Years later several doctors, and also my own parents after they’d read some study, told me that if a child is exposed to significant trauma in the first three years of their life, they could have significant psychological repercussions later in life. PTSD. The brain of a child develops at high speeds, those first few years a time of rapid development. And as their brain develops, so do their emotions.
No one who knows this study has ever let me forget this fact.

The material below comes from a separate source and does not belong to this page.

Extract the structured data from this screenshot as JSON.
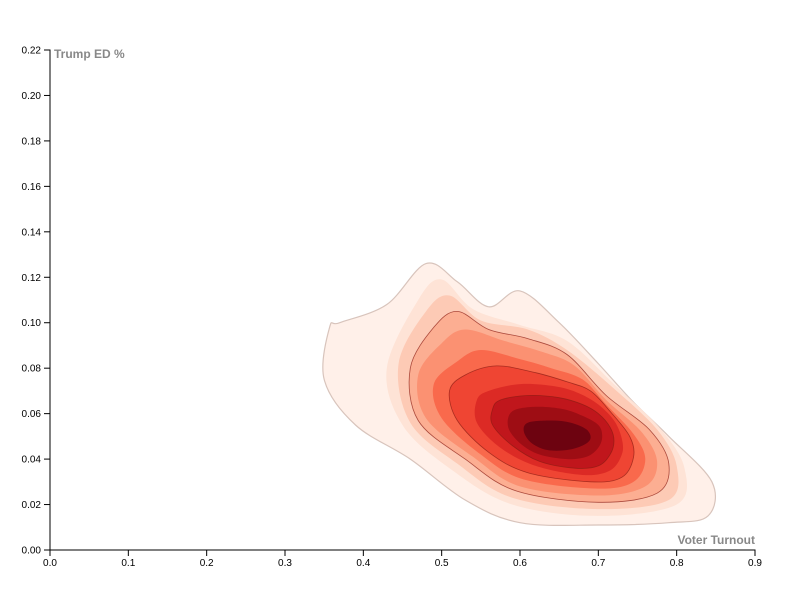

Like most Iranians we ended up in Tehrangeles—almost. The portmanteau referred to the enclave in the West Side of Los Angeles that had become home to an Iranian diaspora, mostly refugees on political asylum like us, but also many other wealthy Iranians who simply felt at home in the Southern California of luxury and hedonism, far before a siege on their homeland would force them out. But while we’d spend weekends there at various kebab houses, driving around Rodeo Drive and gaping at rich Iranians flaunting their nose jobs and carrying designer shopping bags, and going on long rides to see their McMansions, we never lived there. We were 45 minutes southeast, inland in the East Side suburbs, from Alhambra and Monty Park to eventually South Pasadena. My parents were no longer crying at least.